Quand les membres permanents du Centre présentent en réunion la situation et les points de vue des différentes parties prenantes au dossier, le dossier est anonymisé.

« Nous débattons alors sur quatre principes de bases, rapporte Anne-Isabelle Fichet : l’autonomie, la bienfaisance, la non-malfaisance et la justice. Nous ne devons jamais perdre de vue ces quatre principes appliqués à chaque situation, à leur singularité, à l’histoire de vie du patient et à la question posée. »

Après un débat commun, chacun des membres du staff est interrogé sur la décision qu’il prendrait et doit l’argumenter.

« La façon dont nous travaillons nous permet d’avoir un doute réfléchi, rapporte Marie-Carmel Detournay. Nous ne sommes jamais dans la certitude, car nous étudions des situations délicates. Chacun fait preuve d’une certaine humilité. On ose exprimer nos difficultés face à ces situations. Je laisse une place à mes émotions car plus on lutte contre les émotions, plus on est stressé. Nous ne sommes pas dans la toute-puissance, ce qui conforte le lâcher-prise. »

Des avis parfois partagés mais jamais tranchés

L’équipe permanente effectue alors un bilan et rend un avis consultatif dans le meilleur intérêt du patient. « Nous faisons également part des avis contraires », fait savoir Cynthia Le Bon en précisant que le Centre rend en moyenne 150 décisions par an.

Il n’y a pas forcément d’avis tranché. Il peut y avoir des avis partagés. « De nombreuses pensées communes ressortent, constate Anne-Isabelle Fichet. Les arguments des autres membres du groupe d’éthique clinique peuvent nous interroger. Je trouve essentiel de prendre le temps de réfléchir à ces situations et à leurs aspects multidimensionnels. »

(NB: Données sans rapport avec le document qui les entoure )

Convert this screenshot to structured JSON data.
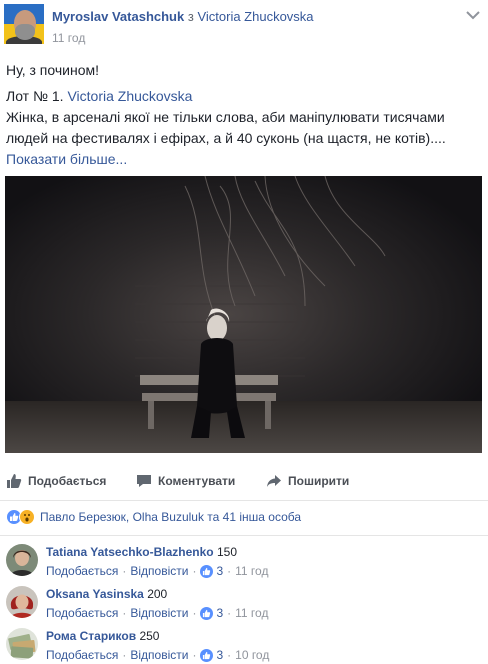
{
  "post": {
    "author": "Myroslav Vatashchuk",
    "with_word": "з",
    "co_author": "Victoria Zhuckovska",
    "timestamp": "11 год",
    "text_line1": "Ну, з почином!",
    "text_line2_prefix": "Лот № 1.",
    "text_line2_link": "Victoria Zhuckovska",
    "text_line3": "Жінка, в арсеналі якої не тільки слова, аби маніпулювати тисячами людей на фестивалях і ефірах, а й 40 суконь (на щастя, не котів)....",
    "see_more": "Показати більше..."
  },
  "actions": {
    "like": "Подобається",
    "comment": "Коментувати",
    "share": "Поширити"
  },
  "reactions": {
    "summary": "Павло Березюк, Olha Buzuluk та 41 інша особа",
    "icons": [
      "like-icon",
      "wow-icon"
    ]
  },
  "comments": [
    {
      "author": "Tatiana Yatsechko-Blazhenko",
      "text": "150",
      "like": "Подобається",
      "reply": "Відповісти",
      "likes": "3",
      "time": "11 год"
    },
    {
      "author": "Oksana Yasinska",
      "text": "200",
      "like": "Подобається",
      "reply": "Відповісти",
      "likes": "3",
      "time": "11 год"
    },
    {
      "author": "Рома Стариков",
      "text": "250",
      "like": "Подобається",
      "reply": "Відповісти",
      "likes": "3",
      "time": "10 год"
    }
  ],
  "colors": {
    "link": "#365899",
    "meta": "#90949c",
    "text": "#1d2129",
    "like_blue": "#5890ff",
    "wow_yellow": "#f7b125"
  }
}
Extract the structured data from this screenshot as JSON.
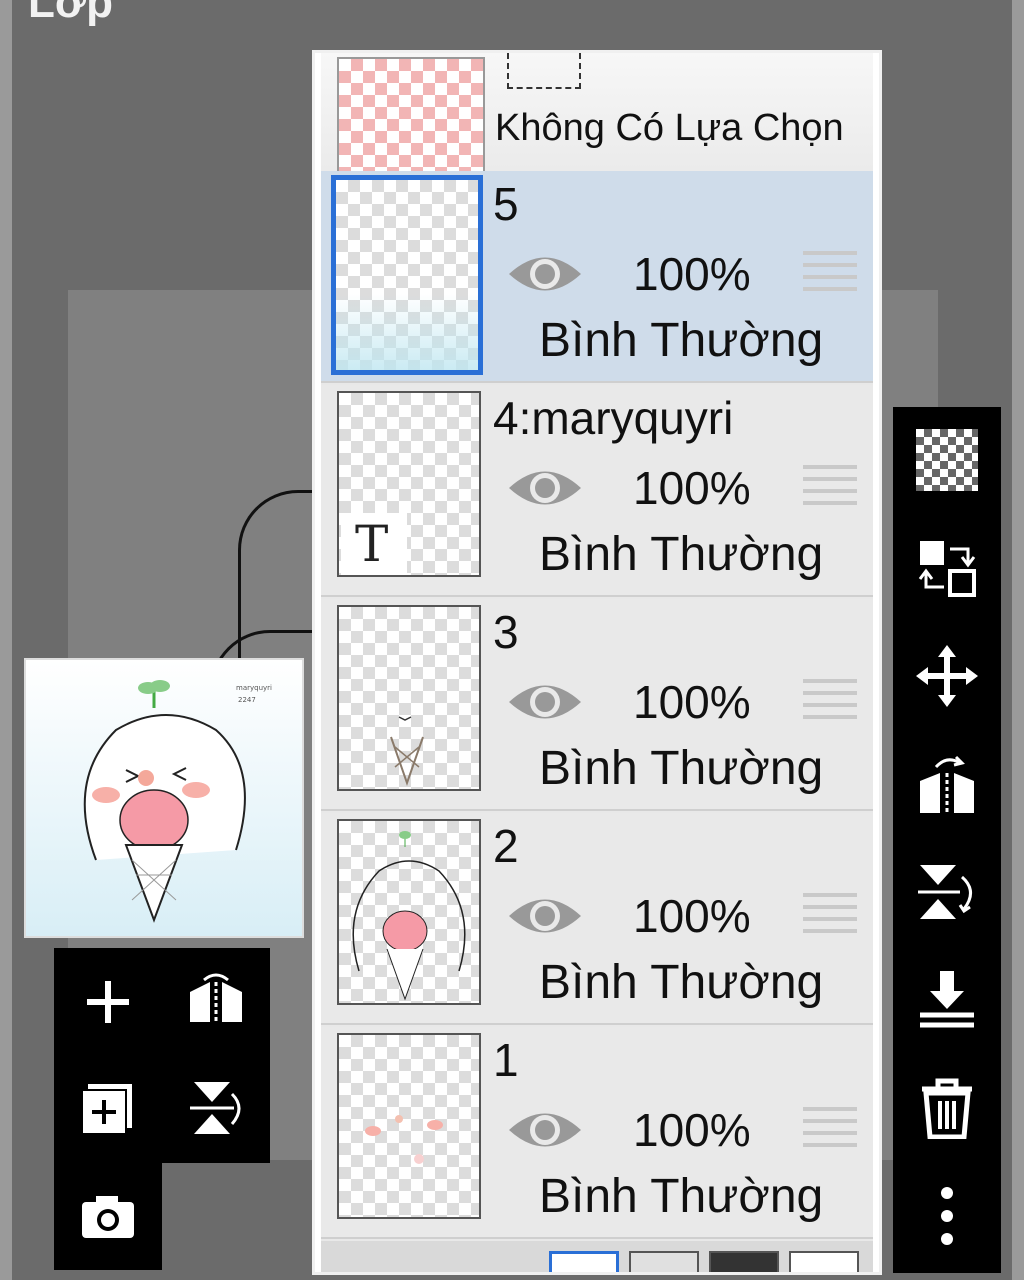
{
  "header": {
    "title": "Lớp"
  },
  "selection": {
    "label": "Không Có Lựa Chọn"
  },
  "layers": [
    {
      "name": "5",
      "opacity": "100%",
      "blend": "Bình Thường",
      "active": true
    },
    {
      "name": "4:maryquyri",
      "opacity": "100%",
      "blend": "Bình Thường",
      "active": false
    },
    {
      "name": "3",
      "opacity": "100%",
      "blend": "Bình Thường",
      "active": false
    },
    {
      "name": "2",
      "opacity": "100%",
      "blend": "Bình Thường",
      "active": false
    },
    {
      "name": "1",
      "opacity": "100%",
      "blend": "Bình Thường",
      "active": false
    }
  ],
  "text_layer_glyph": "T",
  "left_toolbar": [
    "add-layer-icon",
    "flip-horizontal-icon",
    "add-copy-layer-icon",
    "flip-vertical-icon",
    "camera-icon"
  ],
  "right_toolbar": [
    "transparency-icon",
    "swap-layers-icon",
    "move-icon",
    "rotate-flip-icon",
    "flip-rotate-vertical-icon",
    "merge-down-icon",
    "trash-icon",
    "more-icon"
  ],
  "colors": {
    "active_layer_bg": "#cfdcea",
    "active_border": "#2a6fd6",
    "toolbar_bg": "#000000"
  }
}
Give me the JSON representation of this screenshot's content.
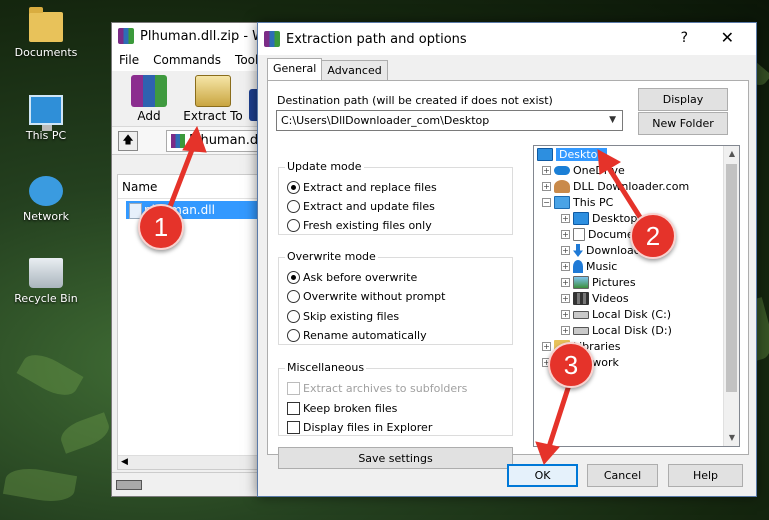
{
  "desktop": {
    "icons": [
      {
        "label": "Documents",
        "icon": "folder-icon"
      },
      {
        "label": "This PC",
        "icon": "computer-icon"
      },
      {
        "label": "Network",
        "icon": "network-icon"
      },
      {
        "label": "Recycle Bin",
        "icon": "recycle-bin-icon"
      }
    ]
  },
  "winrar": {
    "title": "Plhuman.dll.zip - Wi",
    "menu": [
      "File",
      "Commands",
      "Tools"
    ],
    "toolbar": {
      "add_label": "Add",
      "extract_label": "Extract To"
    },
    "path_text": "Plhuman.dll.zip",
    "list_header_name": "Name",
    "file_row": "plhuman.dll"
  },
  "dialog": {
    "title": "Extraction path and options",
    "help": "?",
    "close": "✕",
    "tabs": [
      "General",
      "Advanced"
    ],
    "destination_label": "Destination path (will be created if does not exist)",
    "destination_value": "C:\\Users\\DllDownloader_com\\Desktop",
    "display_button": "Display",
    "new_folder_button": "New Folder",
    "update_mode": {
      "title": "Update mode",
      "options": [
        "Extract and replace files",
        "Extract and update files",
        "Fresh existing files only"
      ],
      "selected": 0
    },
    "overwrite_mode": {
      "title": "Overwrite mode",
      "options": [
        "Ask before overwrite",
        "Overwrite without prompt",
        "Skip existing files",
        "Rename automatically"
      ],
      "selected": 0
    },
    "misc": {
      "title": "Miscellaneous",
      "options": [
        "Extract archives to subfolders",
        "Keep broken files",
        "Display files in Explorer"
      ]
    },
    "save_settings_button": "Save settings",
    "tree": [
      {
        "label": "Desktop",
        "icon": "monitor"
      },
      {
        "label": "OneDrive",
        "icon": "cloud"
      },
      {
        "label": "DLL Downloader.com",
        "icon": "person"
      },
      {
        "label": "This PC",
        "icon": "pc"
      },
      {
        "label": "Desktop",
        "icon": "monitor"
      },
      {
        "label": "Documents",
        "icon": "doc"
      },
      {
        "label": "Downloads",
        "icon": "down"
      },
      {
        "label": "Music",
        "icon": "music"
      },
      {
        "label": "Pictures",
        "icon": "pic"
      },
      {
        "label": "Videos",
        "icon": "vid"
      },
      {
        "label": "Local Disk (C:)",
        "icon": "disk"
      },
      {
        "label": "Local Disk (D:)",
        "icon": "disk"
      },
      {
        "label": "Libraries",
        "icon": "folder"
      },
      {
        "label": "Network",
        "icon": "pc"
      }
    ],
    "ok_button": "OK",
    "cancel_button": "Cancel",
    "help_button": "Help"
  },
  "annotations": [
    "1",
    "2",
    "3"
  ],
  "colors": {
    "selection": "#3399ff",
    "marker": "#e5332a",
    "accent_border": "#0078d7"
  }
}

En fonction des motifs des demandes, les avis peuvent être rendus sous quinze jours à six mois. Le Centre d’éthique clinique mène aussi, de sa propre initiative, des travaux de recherche, notamment quand certaines questions récurrentes se posent aux soignants. Et régulièrement, le staff retravaille sur des avis rendus pour analyser les réactions.